All this time you were talking about how woman can’t be trusted because they are sneaky & how hurt you were from past relationship
BULLSHIT! Stop tryna give me that victim shit
If you really cared for me you, you wouldn’t have done this to me
But you’re a liar so I can’t really expect much from you anyway
You could never say I didn’t try and I didn’t let you know how I felt
You were just too blind to see
Maybe I was blind too but now I see the piece of shit you really are
Making promises you know your ass would never keep smh
Then you want to apologize when honestly you don’t even mean it
Because if you did you wouldn’t have done the same shit over and over
But I’ve been done listening to you
I know the truth now no thanks to you
So save your apology this time
Just close the door when you exit my life
& don’t come back
You’ll get what you deserve
& I’ll always be the BEST thing you never had.

-Ms.

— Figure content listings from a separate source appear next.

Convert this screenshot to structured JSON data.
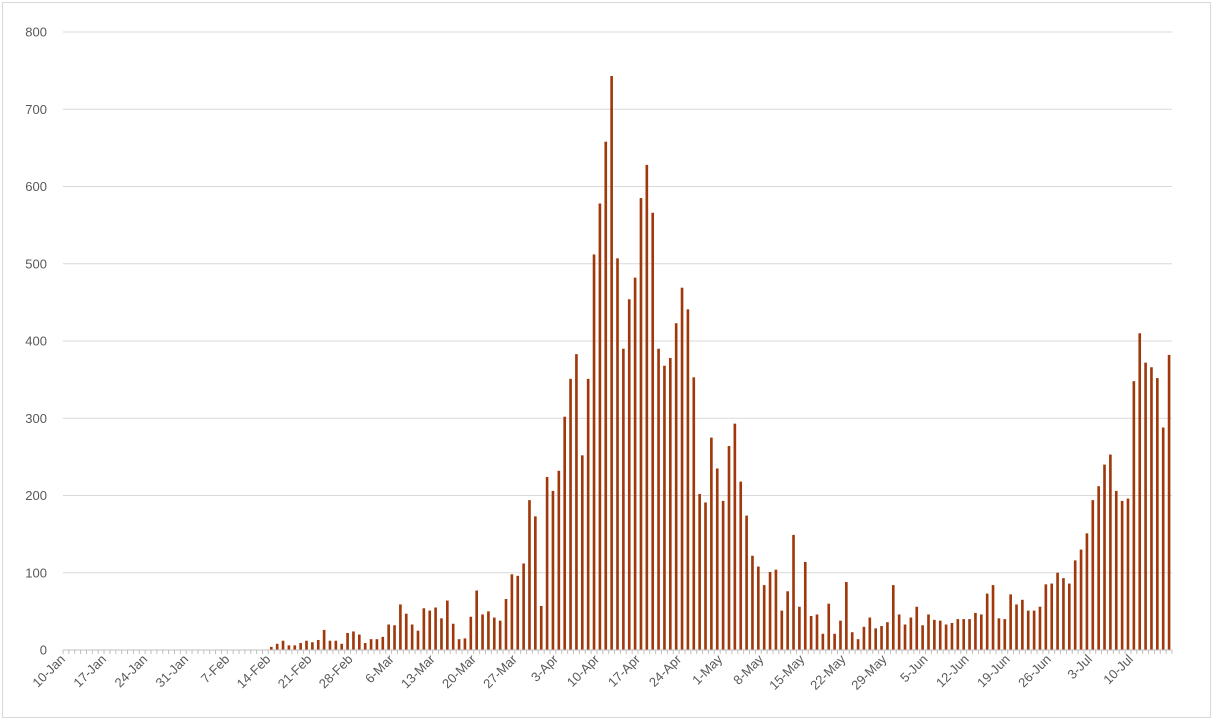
{
  "chart_data": {
    "type": "bar",
    "title": "",
    "xlabel": "",
    "ylabel": "",
    "ylim": [
      0,
      800
    ],
    "yticks": [
      0,
      100,
      200,
      300,
      400,
      500,
      600,
      700,
      800
    ],
    "grid": true,
    "legend": "none",
    "bar_color": "#a0380b",
    "x_start": "10-Jan",
    "x_end": "16-Jul",
    "x_tick_labels": [
      "10-Jan",
      "17-Jan",
      "24-Jan",
      "31-Jan",
      "7-Feb",
      "14-Feb",
      "21-Feb",
      "28-Feb",
      "6-Mar",
      "13-Mar",
      "20-Mar",
      "27-Mar",
      "3-Apr",
      "10-Apr",
      "17-Apr",
      "24-Apr",
      "1-May",
      "8-May",
      "15-May",
      "22-May",
      "29-May",
      "5-Jun",
      "12-Jun",
      "19-Jun",
      "26-Jun",
      "3-Jul",
      "10-Jul"
    ],
    "values": [
      0,
      0,
      0,
      0,
      0,
      0,
      0,
      0,
      0,
      0,
      0,
      0,
      0,
      0,
      0,
      0,
      0,
      0,
      0,
      0,
      0,
      0,
      0,
      0,
      0,
      0,
      0,
      0,
      0,
      0,
      0,
      0,
      0,
      0,
      0,
      4,
      8,
      12,
      6,
      6,
      9,
      12,
      10,
      13,
      26,
      12,
      12,
      8,
      22,
      24,
      20,
      9,
      14,
      14,
      17,
      33,
      32,
      59,
      47,
      33,
      25,
      54,
      51,
      55,
      41,
      64,
      34,
      14,
      15,
      43,
      77,
      46,
      50,
      42,
      38,
      66,
      98,
      96,
      112,
      194,
      173,
      57,
      224,
      206,
      232,
      302,
      351,
      383,
      252,
      351,
      512,
      578,
      658,
      743,
      507,
      390,
      454,
      482,
      585,
      628,
      566,
      390,
      368,
      378,
      423,
      469,
      441,
      353,
      202,
      191,
      275,
      235,
      193,
      264,
      293,
      218,
      174,
      122,
      108,
      84,
      101,
      104,
      51,
      76,
      149,
      56,
      114,
      44,
      46,
      21,
      60,
      21,
      38,
      88,
      23,
      14,
      30,
      42,
      28,
      31,
      36,
      84,
      46,
      33,
      42,
      56,
      32,
      46,
      39,
      38,
      33,
      35,
      40,
      40,
      40,
      48,
      46,
      73,
      84,
      41,
      40,
      72,
      59,
      65,
      51,
      51,
      56,
      85,
      86,
      100,
      93,
      86,
      116,
      130,
      151,
      194,
      212,
      240,
      253,
      206,
      193,
      196,
      348,
      410,
      372,
      366,
      352,
      288,
      382
    ]
  }
}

Donveyea 

Monday, July 2, 2012

Marvin’s Room


Laying bed sports bra and my boyshorts on
Just got a text message saying how much you miss me…
But I’m not the same girl I once was
Guess your finally realizing that with me you had better
However it’s too late to apologize
You’ve made your bed now lay in it!
Here you go again pouring your heart out but boo hoo
It sucks for you and no I’m not sorry but you are smh
You keep saying you need me but I’m not taking you back
& you already know the reasons
It’s obvious that you still think about the times we had but
Those memories have vanished from my memory box
You keep searching for something that is no longer there
please stop it with the antics!
Now my phone is ringing I pick up and I all you
Saying is f***that n****that I
Like sooo damn bad
Stop hating because I may have found somebody worthy
You know jealousy is fetal hope you survive
I’m just saying with me you had better you
But you failed to realize that
Now you’re asking me to come over
What part of I’m over you don’t you understand?
It’s been four years but you can’t seem to move on
After me you couldn’t find better… you even tried to replace with
A new girl but messed up when you told her she needed to be more like Donveyea
Calling me even when she’s around you’ve got some balls lol
I see all your phone calls on the daily but I don’t have the time to pick up anymore…
& frankly I just don’t want to hear the bullshit.
You want me to believe in you but I don’t see the point
Everything your saying just sounds like game
I told you before trust isn’t just something you give out its gained
I’ve trusted in you too many times and you’ve only let me down
Burned your bridges and lost all privileges with me
I’m about to make moves and no you’re not coming
Looking towards my future leaving the past behind
& yeah you gonna be mad when I find that guy who’s know how to love me
But so what I wish you the best of luck
You say that I haven’t heard it all but I’m done listening
So say goodbye to the best thing you never had.